Saturday, July 22, 2017

SUGGESTED READING FOR LAW STUDENTS: EQUALITY

Jeremy Waldron, One Another's Equals: The Basis of Human Equality (Cambridge, Massachusetts, & London, England: Belknap/Harvard U. Press, 2017) ("The principle of basic equality is opposed to any claim that there are moral distinctions and differentiations to be made among humans like unto or analogous in scale and content to the moral distinctions commonly made between humans and others animals. The principle of basic equality is opposed to this sour of differentiation among humans.
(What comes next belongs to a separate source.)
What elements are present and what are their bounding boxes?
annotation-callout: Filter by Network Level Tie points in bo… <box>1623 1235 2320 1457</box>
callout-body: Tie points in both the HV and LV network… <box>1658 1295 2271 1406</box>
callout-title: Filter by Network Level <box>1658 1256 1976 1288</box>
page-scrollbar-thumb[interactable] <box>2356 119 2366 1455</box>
We say, with Cicero in De Legibus, that there is 'no difference of ind between man and man." Id. at 30, citations omitted. "A separate principle--I shall call it the principle of distinctive equality--would add something to this. distinctive equality says that not only are humans one other's equals in the continuous sense, but also they are one another's equals on a basis that does actually differentiate them form animals. [] So the second position includes the first but takes us much further: it actually asserts the discontinuity with other animals and maintains that all humans therefore exist on a higher plane." Id. at 31. "The relevant sense of justice must mean something like a desire to apply and act on principles of justice, whatever these turn out to be. Of course, it is important that the sense of justice we all possess be oriented as far as possible toward the truth about justice: it must involve a determination to get at what is really just or really fair. Notoriously, people disagree about this. Even at the highest level of intellectual contemplation, there is Rawls, there is Nozick, there is Dworkin, there is Sen, there is Nussbaum, there is Walzer, and so on. There have been times when the disagreement seemed like fun, as people declared themselves members of Rawls's team or Nozick's team. But disagreement about justice is really a huge concern of a society. For it is not like religion; we don't lose by the presence of many different creeds in a multifaith society. But we do have to administer among us just one conception of justice, or at the very least, our answer to each particular problem of justice has to be given in terms of one such conception . . . Unfortunately, however,  the need for consensus on justice does not make the disagreement go away. So the variety of positions that people take up on the question of justice is a matter of concern, certainly not a matter of delight. Id. at 163-164, citations omitted.).